Get high or die trying
La Bolivie n'est plus que l'ombre du paradis sud-américain qu'elle fut jadis. Sous l'impulsion du cartel Santa Blanca et de la corruption d'un gouvernement ayant jeté l'éponge, un narco-état s'est instauré. La vie s'écoule saupoudrée qu'elle est par une violence et une cocaïne omniprésentes. La population subit le joug de El Sueno et de ses lieutenants tandis que les rebelles luttent pour simplement survivre. Dans ce contexte, un agent infiltré de la CIA est retrouvé mort, le corps mutilé par de longues heures de torture. Les instances américaines s'empressent alors de réagir et envoient sur place les Ghost, une unité d'élite avec pour mission de couper les têtes de l'hydre et ainsi détruire le cartel coûte que coûte.
Nul doute n'est permis. Nous sommes bien dans une oeuvre estampillée Tom Clancy. Malgré un manque surprenant d'anticipation, ce nouvel épisode des Ghost est fidèle aux principes qui ont fait le succès de l'écrivain. Terrorisme, complot, ingérence, patriotisme et bravoure sont au rendez-vous et feront vibrer la corde sensible des fans. Et pourtant, difficile de ne pas entrapercevoir Vaas et Pagan Min (Far Cry 3 et Far Cry 4) dans la vision du monde et les motivations de El Sueno, sans jamais atteindre la folie et le prestance de l'iroquois cité ci-dessus. Bien que charismatique, ce vilain ne pimente que trop peu l'aventure et restera anecdotique parmi les «Bad Guy» du jeu vidéo.
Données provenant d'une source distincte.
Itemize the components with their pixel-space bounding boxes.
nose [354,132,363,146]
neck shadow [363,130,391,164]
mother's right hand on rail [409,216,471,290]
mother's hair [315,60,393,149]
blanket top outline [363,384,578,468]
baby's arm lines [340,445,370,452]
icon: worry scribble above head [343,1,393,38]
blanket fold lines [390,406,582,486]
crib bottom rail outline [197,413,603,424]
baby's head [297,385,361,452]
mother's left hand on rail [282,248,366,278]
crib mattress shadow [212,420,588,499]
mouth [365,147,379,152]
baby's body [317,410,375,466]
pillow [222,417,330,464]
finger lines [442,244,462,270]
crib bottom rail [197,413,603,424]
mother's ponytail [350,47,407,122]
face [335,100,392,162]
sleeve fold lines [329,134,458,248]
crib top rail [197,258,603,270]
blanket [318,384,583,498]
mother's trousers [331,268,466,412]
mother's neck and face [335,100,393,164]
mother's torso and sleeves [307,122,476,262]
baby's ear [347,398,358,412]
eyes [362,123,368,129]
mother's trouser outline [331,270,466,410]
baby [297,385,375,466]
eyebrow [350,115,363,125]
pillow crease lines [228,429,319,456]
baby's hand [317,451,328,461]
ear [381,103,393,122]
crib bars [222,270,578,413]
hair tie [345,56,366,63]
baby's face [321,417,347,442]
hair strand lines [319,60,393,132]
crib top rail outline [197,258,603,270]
La narration se veut minimaliste et passe avant tout par le gameplay quitte à délaisser la mise en scène. Très peu de cinématiques ponctuent le récit et les scènes de dialogues elles-mêmes sont évincées au profit d'échange in game, ces séquences jouant le rôle de liant entre les missions. Ce parti pris offre aux Ghost un périple dénué de pause ou presque et transpose manette en mains cet effet domino, cette fatalité qui émane d’un récit adulte et sans concession. Les scénaristes nous livrent une histoire convenue, sachant tout de même nous surprendre par la violence qui s'en échappe et les thèmes abordés. Rarement la plume d'Ubisoft ne fut aussi viscérale et sanglante et la voir s'encanailler me ravit.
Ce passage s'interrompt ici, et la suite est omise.